Transtornos do humor
Foi relatada uma correlação entre neuroticismo no Inventário da Personalidade de Maudsley (Maudsley Personality Inventory) e a dor, entre pacientes que tinham carcinoma do cérvix. Outros estudos relataram que os pacientes com dor tinham escores mais altos em medidas de depressão, ansiedade e outros sinais de transtorno do humor. Em particular, a depressão e a ansiedade eram observadas como acompanhantes freqüentes da dor. Este estudo inicial implicava que os pacientes com psicopatologia queixavam-se mais de dor. Uma pesquisa posterior sugeriu que há uma interação e que talvez a dor crônica amplifique ou produza a depressão.
A depressão é o diagnóstico clínico mais freqüentemente relatado entre os pacientes com dor crônica. Os relatos de depressão entre populações com dor crônica vão de 10 a 87%. A severidade relativa da depressão observada em pacientes com dor crônica é ilustrada pelos achados de que 35% de uma amostra de 37 pacientes com dor satisfaziam os critérios para depressão maior e 43% tinham um episódio passado de depressão maior.
A ansiedade é muitas vezes um acompanhante da dor aguda. Como a depressão, pode ser uma resposta apropriada a um sério trauma por agressão ou doença. A dor pode servir como uma função sinalizadora ou ser parte de uma preocupação ansiosa, como o caso da mulher com sarcoma, citado acima. De modo similar, a ansiedade e a dor podem se reforçar uma à outra, produzindo um efeito de bola de neve, aumentando ou reforçando mutuamente sintomas centrais e periféricos.
2. Mecanismos neurológicos da dor
Sabe-se atualmente que interações altamente complexas de vários sistemas diferentes de estruturas centrais e periféricas, da superfície da pele ao córtex cerebral, estão envolvidas no processamento da dor. O bloqueio de qualquer dessas vias e/ou o antagonismo aos neurotransmissores envolvidos podem ser considerados ao tratar problemas específicos de dor.
Receptores sensoriais periféricos
Cada indivíduo pode verificar que, quando um estímulo potencialmente nocivo é aplicado a uma área sensível do corpo, como a pele, inicia-se uma cadeia de sinais que resulta na identificação do estímulo como doloroso.
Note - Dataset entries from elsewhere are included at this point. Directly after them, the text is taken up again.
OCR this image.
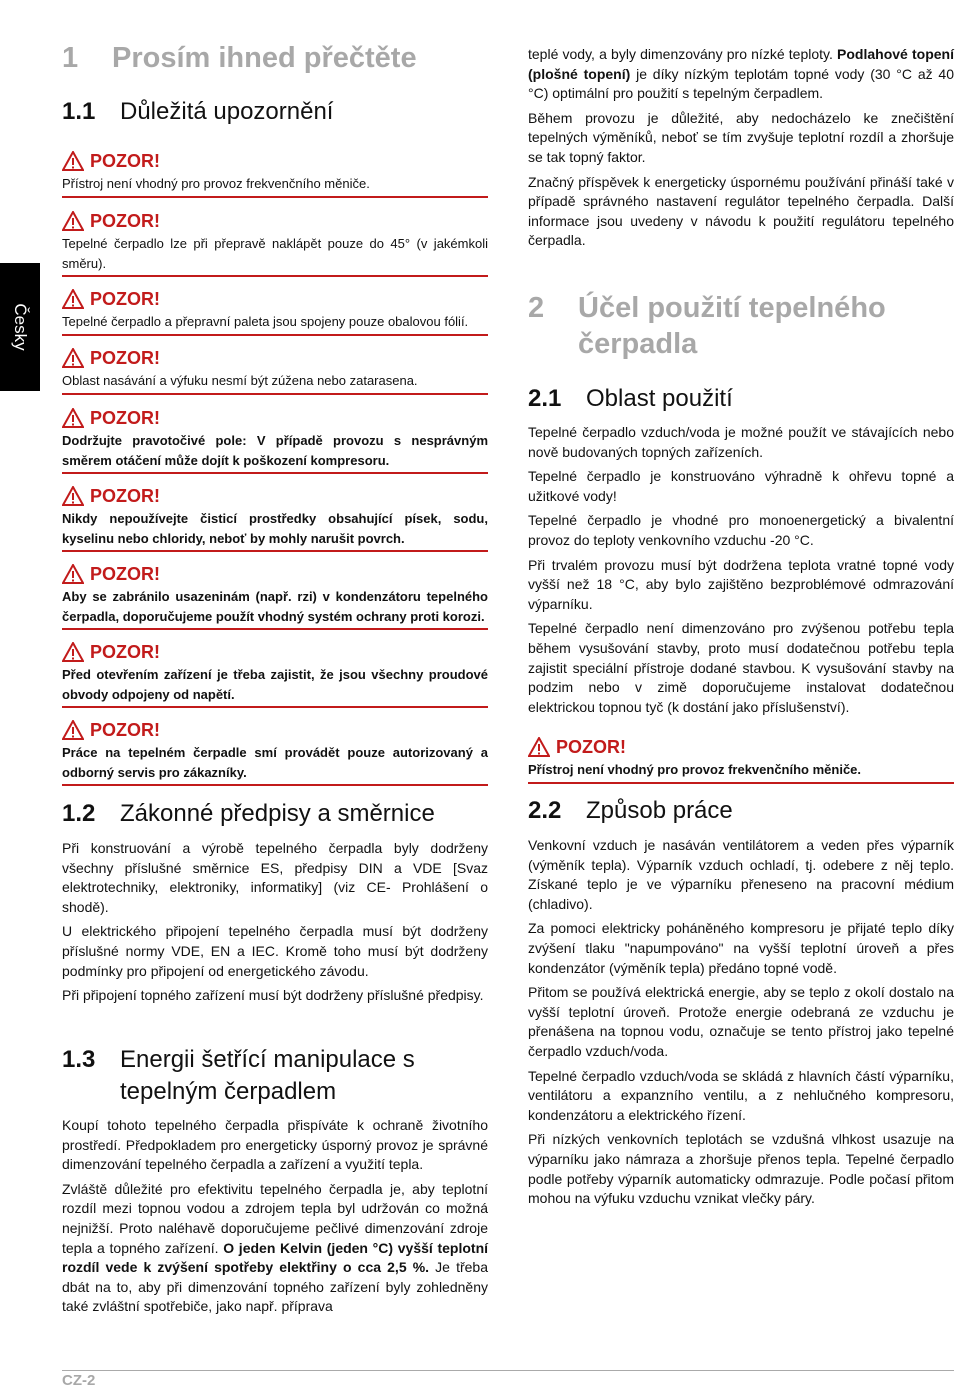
Česky
1 Prosím ihned přečtěte
1.1 Důležitá upozornění
POZOR!
Přístroj není vhodný pro provoz frekvenčního měniče.
POZOR!
Tepelné čerpadlo lze při přepravě naklápět pouze do 45° (v jakémkoli směru).
POZOR!
Tepelné čerpadlo a přepravní paleta jsou spojeny pouze obalovou fólií.
POZOR!
Oblast nasávání a výfuku nesmí být zúžena nebo zatarasena.
POZOR!
Dodržujte pravotočivé pole: V případě provozu s nesprávným směrem otáčení může dojít k poškození kompresoru.
POZOR!
Nikdy nepoužívejte čisticí prostředky obsahující písek, sodu, kyselinu nebo chloridy, neboť by mohly narušit povrch.
POZOR!
Aby se zabránilo usazeninám (např. rzi) v kondenzátoru tepelného čerpadla, doporučujeme použít vhodný systém ochrany proti korozi.
POZOR!
Před otevřením zařízení je třeba zajistit, že jsou všechny proudové obvody odpojeny od napětí.
POZOR!
Práce na tepelném čerpadle smí provádět pouze autorizovaný a odborný servis pro zákazníky.
1.2 Zákonné předpisy a směrnice

Při konstruování a výrobě tepelného čerpadla byly dodrženy všechny příslušné směrnice ES, předpisy DIN a VDE [Svaz elektrotechniky, elektroniky, informatiky] (viz CE- Prohlášení o shodě).

U elektrického připojení tepelného čerpadla musí být dodrženy příslušné normy VDE, EN a IEC. Kromě toho musí být dodrženy podmínky pro připojení od energetického závodu.

Při připojení topného zařízení musí být dodrženy příslušné předpisy.

1.3	Energii šetřící manipulace s tepelným čerpadlem

Koupí tohoto tepelného čerpadla přispíváte k ochraně životního prostředí. Předpokladem pro energeticky úsporný provoz je správné dimenzování tepelného čerpadla a zařízení a využití tepla.

Zvláště důležité pro efektivitu tepelného čerpadla je, aby teplotní rozdíl mezi topnou vodou a zdrojem tepla byl udržován co možná nejnižší. Proto naléhavě doporučujeme pečlivé dimenzování zdroje tepla a topného zařízení. O jeden Kelvin (jeden °C) vyšší teplotní rozdíl vede k zvýšení spotřeby elektřiny o cca 2,5 %. Je třeba dbát na to, aby při dimenzování topného zařízení byly zohledněny také zvláštní spotřebiče, jako např. příprava

teplé vody, a byly dimenzovány pro nízké teploty. Podlahové topení (plošné topení) je díky nízkým teplotám topné vody (30 °C až 40 °C) optimální pro použití s tepelným čerpadlem.

Během provozu je důležité, aby nedocházelo ke znečištění tepelných výměníků, neboť se tím zvyšuje teplotní rozdíl a zhoršuje se tak topný faktor.

Značný příspěvek k energeticky úspornému používání přináší také v případě správného nastavení regulátor tepelného čerpadla. Další informace jsou uvedeny v návodu k použití regulátoru tepelného čerpadla.

2 Účel použití tepelného
čerpadla
2.1 Oblast použití

Tepelné čerpadlo vzduch/voda je možné použít ve stávajících nebo nově budovaných topných zařízeních.

Tepelné čerpadlo je konstruováno výhradně k ohřevu topné a užitkové vody!

Tepelné čerpadlo je vhodné pro monoenergetický a bivalentní provoz do teploty venkovního vzduchu -20 °C.

Při trvalém provozu musí být dodržena teplota vratné topné vody vyšší než 18 °C, aby bylo zajištěno bezproblémové odmrazování výparníku.

Tepelné čerpadlo není dimenzováno pro zvýšenou potřebu tepla během vysušování stavby, proto musí dodatečnou potřebu tepla zajistit speciální přístroje dodané stavbou. K vysušování stavby na podzim nebo v zimě doporučujeme instalovat dodatečnou elektrickou topnou tyč (k dostání jako příslušenství).

POZOR!
Přístroj není vhodný pro provoz frekvenčního měniče.
2.2 Způsob práce

Venkovní vzduch je nasáván ventilátorem a veden přes výparník (výměník tepla). Výparník vzduch ochladí, tj. odebere z něj teplo. Získané teplo je ve výparníku přeneseno na pracovní médium (chladivo).

Za pomoci elektricky poháněného kompresoru je přijaté teplo díky zvýšení tlaku "napumpováno" na vyšší teplotní úroveň a přes kondenzátor (výměník tepla) předáno topné vodě.

Přitom se používá elektrická energie, aby se teplo z okolí dostalo na vyšší teplotní úroveň. Protože energie odebraná ze vzduchu je přenášena na topnou vodu, označuje se tento přístroj jako tepelné čerpadlo vzduch/voda.

Tepelné čerpadlo vzduch/voda se skládá z hlavních částí výparníku, ventilátoru a expanzního ventilu, a z nehlučného kompresoru, kondenzátoru a elektrického řízení.

Při nízkých venkovních teplotách se vzdušná vlhkost usazuje na výparníku jako námraza a zhoršuje přenos tepla. Tepelné čerpadlo podle potřeby výparník automaticky odmrazuje. Podle počasí přitom mohou na výfuku vzduchu vznikat vlečky páry.

CZ-2
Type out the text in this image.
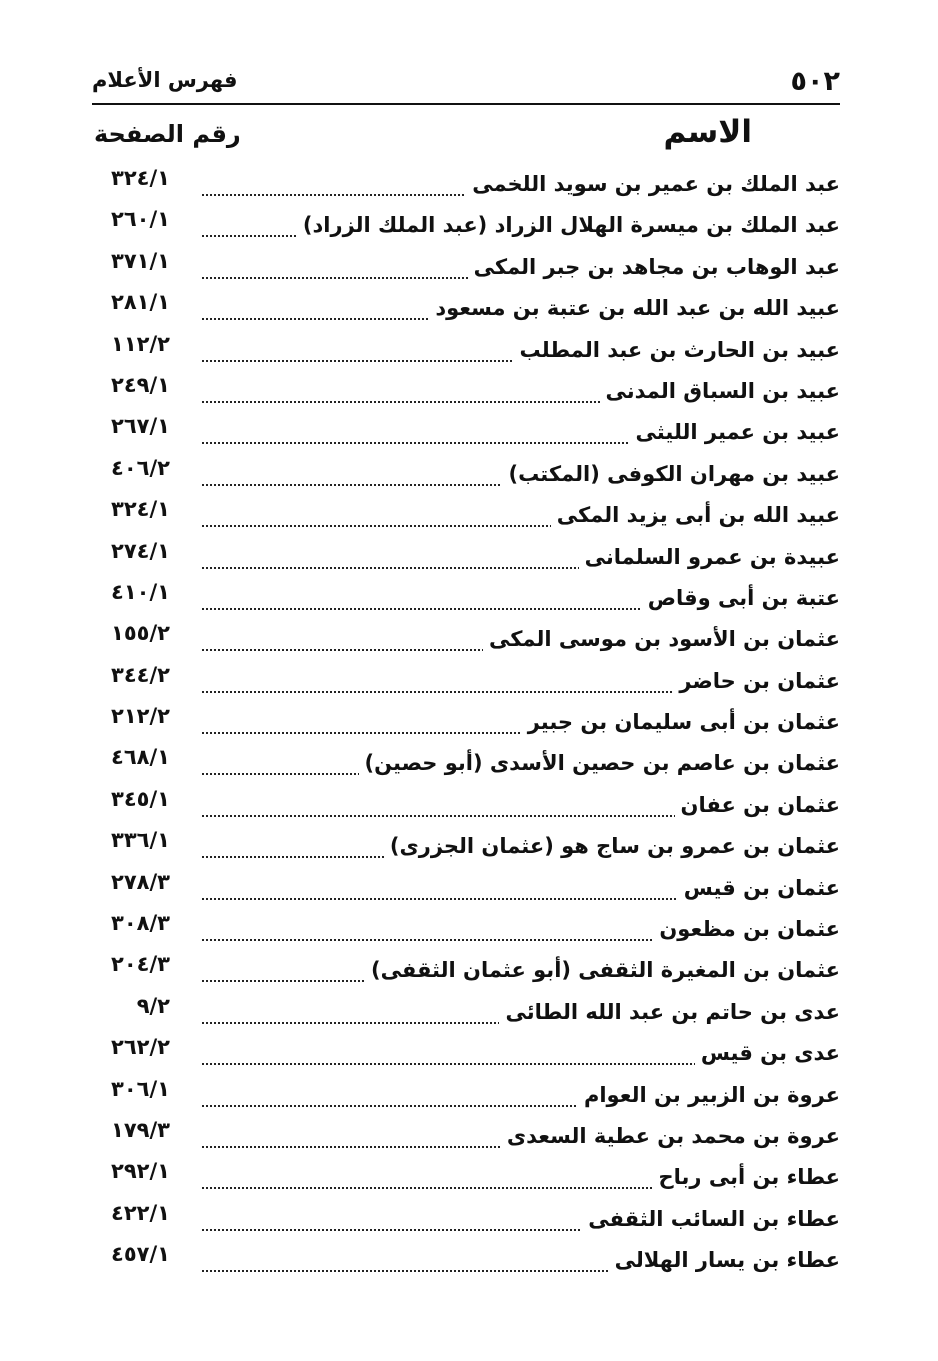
٥٠٢
فهرس الأعلام
الاسم
رقم الصفحة
عبد الملك بن عمير بن سويد اللخمى
٣٢٤/١
عبد الملك بن ميسرة الهلال الزراد (عبد الملك الزراد)
٢٦٠/١
عبد الوهاب بن مجاهد بن جبر المكى
٣٧١/١
عبيد الله بن عبد الله بن عتبة بن مسعود
٢٨١/١
عبيد بن الحارث بن عبد المطلب
١١٢/٢
عبيد بن السباق المدنى
٢٤٩/١
عبيد بن عمير الليثى
٢٦٧/١
عبيد بن مهران الكوفى (المكتب)
٤٠٦/٢
عبيد الله بن أبى يزيد المكى
٣٢٤/١
عبيدة بن عمرو السلمانى
٢٧٤/١
عتبة بن أبى وقاص
٤١٠/١
عثمان بن الأسود بن موسى المكى
١٥٥/٢
عثمان بن حاضر
٣٤٤/٢
عثمان بن أبى سليمان بن جبير
٢١٢/٢
عثمان بن عاصم بن حصين الأسدى (أبو حصين)
٤٦٨/١
عثمان بن عفان
٣٤٥/١
عثمان بن عمرو بن ساج هو (عثمان الجزرى)
٣٣٦/١
عثمان بن قيس
٢٧٨/٣
عثمان بن مظعون
٣٠٨/٣
عثمان بن المغيرة الثقفى (أبو عثمان الثقفى)
٢٠٤/٣
عدى بن حاتم بن عبد الله الطائى
٩/٢
عدى بن قيس
٢٦٢/٢
عروة بن الزبير بن العوام
٣٠٦/١
عروة بن محمد بن عطية السعدى
١٧٩/٣
عطاء بن أبى رباح
٢٩٢/١
عطاء بن السائب الثقفى
٤٢٢/١
عطاء بن يسار الهلالى
٤٥٧/١
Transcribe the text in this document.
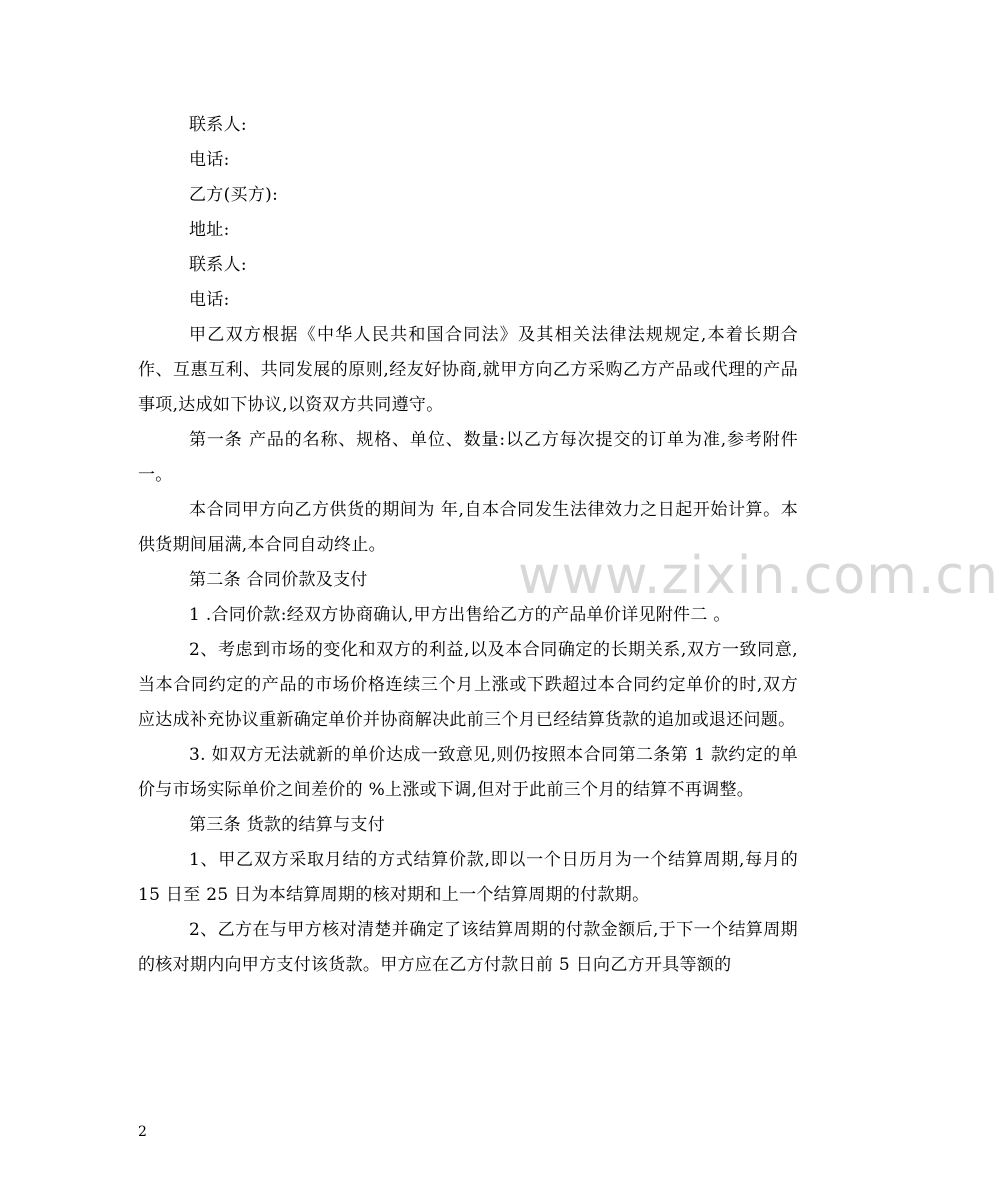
www.zixin.com.cn
联系人:
电话:
乙方(买方):
地址:
联系人:
电话:
甲乙双方根据《中华人民共和国合同法》及其相关法律法规规定,本着长期合作、互惠互利、共同发展的原则,经友好协商,就甲方向乙方采购乙方产品或代理的产品事项,达成如下协议,以资双方共同遵守。
第一条 产品的名称、规格、单位、数量:以乙方每次提交的订单为准,参考附件一。
本合同甲方向乙方供货的期间为 年,自本合同发生法律效力之日起开始计算。本供货期间届满,本合同自动终止。
第二条 合同价款及支付
1 .合同价款:经双方协商确认,甲方出售给乙方的产品单价详见附件二 。
2、考虑到市场的变化和双方的利益,以及本合同确定的长期关系,双方一致同意,当本合同约定的产品的市场价格连续三个月上涨或下跌超过本合同约定单价的时,双方应达成补充协议重新确定单价并协商解决此前三个月已经结算货款的追加或退还问题。
3. 如双方无法就新的单价达成一致意见,则仍按照本合同第二条第 1 款约定的单价与市场实际单价之间差价的 %上涨或下调,但对于此前三个月的结算不再调整。
第三条 货款的结算与支付
1、甲乙双方采取月结的方式结算价款,即以一个日历月为一个结算周期,每月的 15 日至 25 日为本结算周期的核对期和上一个结算周期的付款期。
2、乙方在与甲方核对清楚并确定了该结算周期的付款金额后,于下一个结算周期的核对期内向甲方支付该货款。甲方应在乙方付款日前 5 日向乙方开具等额的
2
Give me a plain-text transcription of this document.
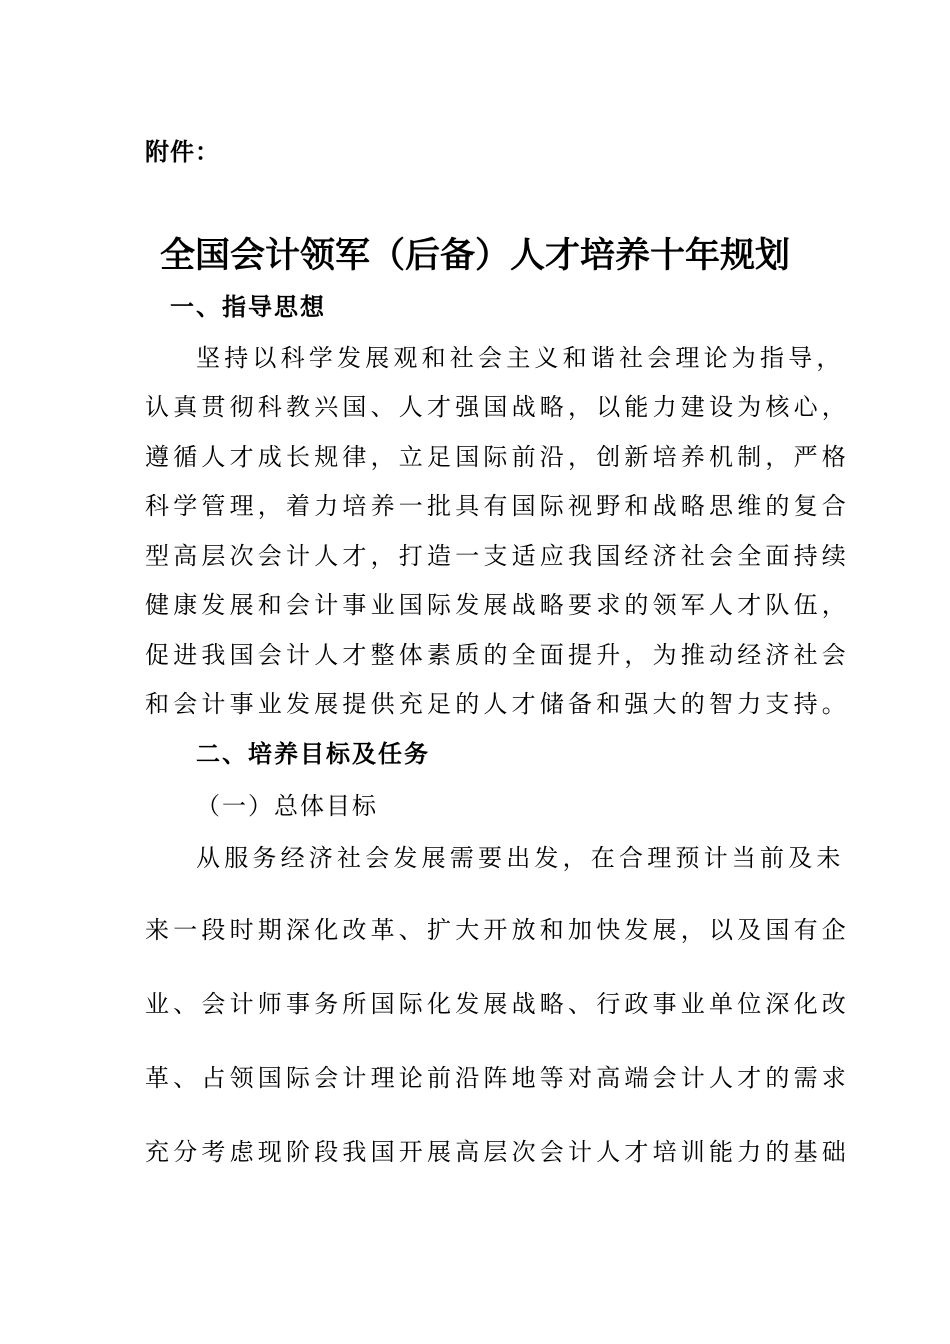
附件：
全国会计领军（后备）人才培养十年规划
一、指导思想
坚持以科学发展观和社会主义和谐社会理论为指导，
认真贯彻科教兴国、人才强国战略，以能力建设为核心，
遵循人才成长规律，立足国际前沿，创新培养机制，严格
科学管理，着力培养一批具有国际视野和战略思维的复合
型高层次会计人才，打造一支适应我国经济社会全面持续
健康发展和会计事业国际发展战略要求的领军人才队伍，
促进我国会计人才整体素质的全面提升，为推动经济社会
和会计事业发展提供充足的人才储备和强大的智力支持。
二、培养目标及任务
（一）总体目标
从服务经济社会发展需要出发，在合理预计当前及未
来一段时期深化改革、扩大开放和加快发展，以及国有企
业、会计师事务所国际化发展战略、行政事业单位深化改
革、占领国际会计理论前沿阵地等对高端会计人才的需求
充分考虑现阶段我国开展高层次会计人才培训能力的基础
As descrições antigas dos nervos periféricos indicavam que eles eram específicos para as modalidades e que cada classe de fibra nervosa era responsável por apenas uma das modalidades sensoriais. Esse conceito não foi corroborado pelos estudos anatômicos da superfície da pele, que demonstraram que nem toda classe de terminal nervoso está presente em todas as áreas da pele. A pesquisa neurofisiológica mais recente estabeleceu a existência de nervos aferentes específicos primários para a sinalização de estímulos nocivos. Esses nervos denominam-se nociceptores.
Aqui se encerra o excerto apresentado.